At the same time, it is difficult to imagine what inducements might be offered to Pyongyang to rekindle talks. North Korea went into complete lockdown earlier than anyone after the pandemic hit and will probably come out of it later, too. Kim has even rejected foreign food aid for fear that it might bring in the virus.

“The Kim Jong Un regime will come to the table only if something very substantial is offered,” says Prof. Sean O’Malley, an international relations specialist at Dongseo University in Busan, South Korea. “Otherwise, they won’t come forward. They have no interest in denuclearization.”

Boosting the U.S. Alliance

Moon will be only the second world leader Biden has welcomed to the White House, after Japan Prime Minister Yoshihide Suga, and it is no coincidence that America’s East Asian allies top the guest list. Biden will be hoping to tease some greater cooperation from Moon, perhaps even formal engagement with the Quad, whose members profess “a shared vision for a Free and Open Indo-Pacific,” according to a joint statement earlier this year.

The U.S. wants to beef up the foursome into a “Quad Plus,” including South Korea, New Zealand and some Southeast Asian nations like Vietnam.

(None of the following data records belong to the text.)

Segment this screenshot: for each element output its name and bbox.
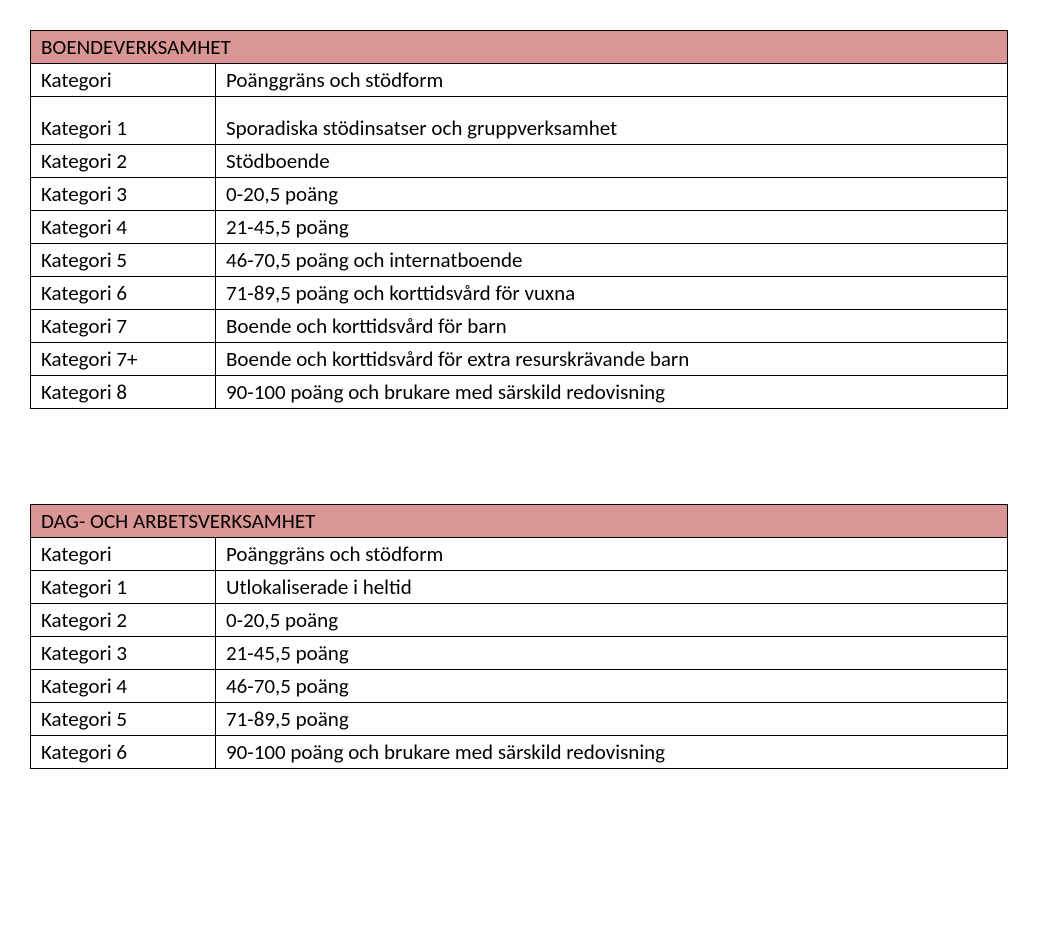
table2-cell-category: Kategori 4 bbox=[31, 670, 216, 703]
table1-cell-category: Kategori 7 bbox=[31, 310, 216, 343]
table2-cell-description: 0-20,5 poäng bbox=[216, 604, 1008, 637]
table1-cell-description: Stödboende bbox=[216, 145, 1008, 178]
table2-cell-category: Kategori 3 bbox=[31, 637, 216, 670]
table1-cell-category: Kategori 8 bbox=[31, 376, 216, 409]
table-row: Kategori 1Utlokaliserade i heltid bbox=[31, 571, 1008, 604]
table-row: Kategori 421-45,5 poäng bbox=[31, 211, 1008, 244]
table1-cell-description: 46-70,5 poäng och internatboende bbox=[216, 244, 1008, 277]
table-row: Kategori 571-89,5 poäng bbox=[31, 703, 1008, 736]
table-row: Kategori 30-20,5 poäng bbox=[31, 178, 1008, 211]
table-dag-arbetsverksamhet: DAG- OCH ARBETSVERKSAMHET Kategori Poäng… bbox=[30, 504, 1008, 769]
table2-cell-description: 90-100 poäng och brukare med särskild re… bbox=[216, 736, 1008, 769]
table-row: Kategori 690-100 poäng och brukare med s… bbox=[31, 736, 1008, 769]
spacer bbox=[30, 409, 1008, 504]
table-boendeverksamhet: BOENDEVERKSAMHET Kategori Poänggräns och… bbox=[30, 30, 1008, 409]
table-row: Kategori 1Sporadiska stödinsatser och gr… bbox=[31, 97, 1008, 145]
table1-cell-category: Kategori 6 bbox=[31, 277, 216, 310]
table-row: Kategori 446-70,5 poäng bbox=[31, 670, 1008, 703]
table1-cell-description: Boende och korttidsvård för extra resurs… bbox=[216, 343, 1008, 376]
table1-cell-description: 0-20,5 poäng bbox=[216, 178, 1008, 211]
table1-cell-description: Sporadiska stödinsatser och gruppverksam… bbox=[216, 97, 1008, 145]
table-row: Kategori 321-45,5 poäng bbox=[31, 637, 1008, 670]
table2-cell-category: Kategori 2 bbox=[31, 604, 216, 637]
table-row: Kategori 2Stödboende bbox=[31, 145, 1008, 178]
table2-cell-category: Kategori 6 bbox=[31, 736, 216, 769]
table1-cell-description: 90-100 poäng och brukare med särskild re… bbox=[216, 376, 1008, 409]
table1-cell-category: Kategori 3 bbox=[31, 178, 216, 211]
table1-cell-category: Kategori 4 bbox=[31, 211, 216, 244]
table1-cell-description: Boende och korttidsvård för barn bbox=[216, 310, 1008, 343]
table2-cell-description: 71-89,5 poäng bbox=[216, 703, 1008, 736]
table1-col0-header: Kategori bbox=[31, 64, 216, 97]
table1-cell-category: Kategori 1 bbox=[31, 97, 216, 145]
table-row: Kategori 546-70,5 poäng och internatboen… bbox=[31, 244, 1008, 277]
table2-cell-category: Kategori 5 bbox=[31, 703, 216, 736]
table1-col1-header: Poänggräns och stödform bbox=[216, 64, 1008, 97]
table1-cell-category: Kategori 2 bbox=[31, 145, 216, 178]
table2-cell-description: 46-70,5 poäng bbox=[216, 670, 1008, 703]
table-row: Kategori 671-89,5 poäng och korttidsvård… bbox=[31, 277, 1008, 310]
table1-title: BOENDEVERKSAMHET bbox=[31, 31, 1008, 64]
table1-cell-category: Kategori 7+ bbox=[31, 343, 216, 376]
table1-cell-description: 71-89,5 poäng och korttidsvård för vuxna bbox=[216, 277, 1008, 310]
table-row: Kategori 7Boende och korttidsvård för ba… bbox=[31, 310, 1008, 343]
table2-cell-description: 21-45,5 poäng bbox=[216, 637, 1008, 670]
table1-cell-category: Kategori 5 bbox=[31, 244, 216, 277]
table2-cell-description: Utlokaliserade i heltid bbox=[216, 571, 1008, 604]
table-row: Kategori 7+Boende och korttidsvård för e… bbox=[31, 343, 1008, 376]
table-row: Kategori 20-20,5 poäng bbox=[31, 604, 1008, 637]
table2-col1-header: Poänggräns och stödform bbox=[216, 538, 1008, 571]
table2-title: DAG- OCH ARBETSVERKSAMHET bbox=[31, 505, 1008, 538]
table2-col0-header: Kategori bbox=[31, 538, 216, 571]
table-row: Kategori 890-100 poäng och brukare med s… bbox=[31, 376, 1008, 409]
table1-cell-description: 21-45,5 poäng bbox=[216, 211, 1008, 244]
table2-cell-category: Kategori 1 bbox=[31, 571, 216, 604]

Beijing, of course, sees the Quad as the latest manifestation of a U.S. policy of containment—and South Korea could expect severe blowback were it to signal any participation. (South Korea got its fingers badly burnt by economic retaliation in 2016 when it agreed to accept U.S. THAAD antimissile batteries).

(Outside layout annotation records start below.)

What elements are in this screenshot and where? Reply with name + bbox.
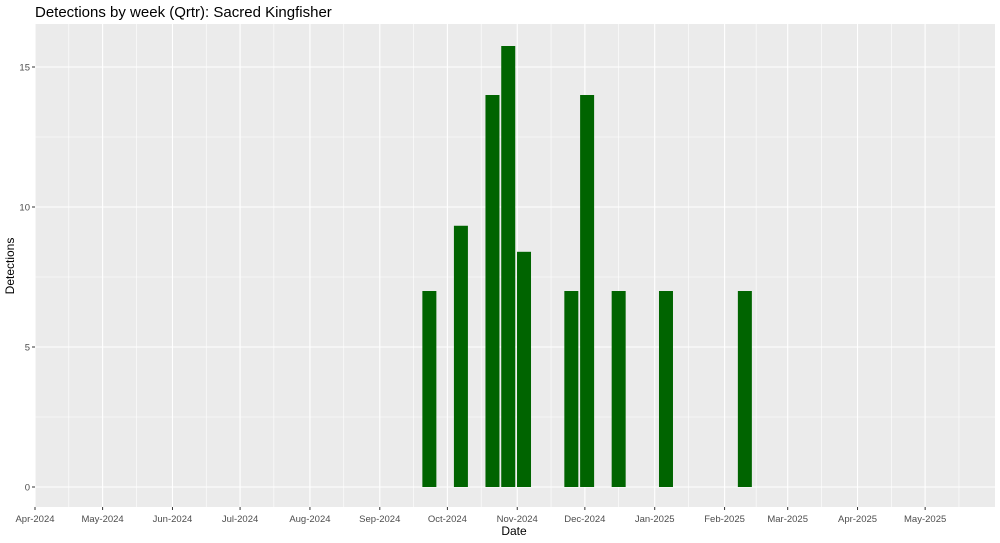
x-tick-label: Dec-2024 [564,514,605,525]
bar [501,46,516,487]
x-axis-label: Date [501,524,527,538]
bar [453,225,468,487]
bar [517,251,532,487]
bars [422,46,752,487]
x-tick-label: Jul-2024 [222,514,258,525]
y-tick-label: 5 [25,343,30,354]
grid-lines [34,24,995,507]
y-tick-label: 10 [19,203,30,214]
x-tick-label: Jan-2025 [635,514,675,525]
x-axis-ticks: Apr-2024 May-2024 Jun-2024 Jul-2024 Aug-2024… [15,507,946,525]
x-tick-label: May-2024 [81,514,123,525]
x-tick-label: May-2025 [904,514,946,525]
y-tick-label: 15 [19,63,30,74]
bar [737,291,752,487]
x-tick-label: Oct-2024 [428,514,467,525]
bar [580,95,595,487]
x-tick-label: Jun-2024 [153,514,193,525]
x-tick-label: Mar-2025 [767,514,808,525]
bar [422,291,437,487]
bar [658,291,673,487]
bar [564,291,579,487]
x-tick-label: Sep-2024 [359,514,400,525]
x-tick-label: Nov-2024 [497,514,538,525]
y-axis-ticks: 0 5 10 15 [19,63,35,494]
y-axis-label: Detections [3,238,17,295]
bar [485,95,500,487]
chart-title: Detections by week (Qrtr): Sacred Kingfi… [35,4,332,21]
x-tick-label: Feb-2025 [704,514,745,525]
x-tick-label: Aug-2024 [289,514,330,525]
x-tick-label: Apr-2024 [15,514,54,525]
y-tick-label: 0 [25,483,30,494]
x-tick-label: Apr-2025 [838,514,877,525]
bar [611,291,626,487]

Suga departed Washington having made a joint statement that stressed the importance of “peace and stability across the Taiwan Strait.” (China considers democratic Taiwan a breakaway province and has vowed to reunite it by force if necessary.) Most analysts believe that Moon will refrain from similar statements on the self-ruling island to avoid angering Beijing.

However, he has been more forthright about Myanmar, where at least 715 peaceful pro-democracy protesters have been killed since the Feb.1 coup d’état. Moon was imprisoned by South Korea’s military as a student activist and his nation’s fight for democracy of the 1980s remains seared into the memories of older South Koreans, who have expressed solidarity with the struggle unfolding in Myanmar.

“There’s a lot of public support [in South Korea] for a stronger stand on Myanmar,” says Delury. “It could be almost an outlier issue to reassert the alliance stands for positive values like democracy.”

Correction, May 20
An earlier version of this story misstated when the summit will take place. It takes place on Friday, May 21.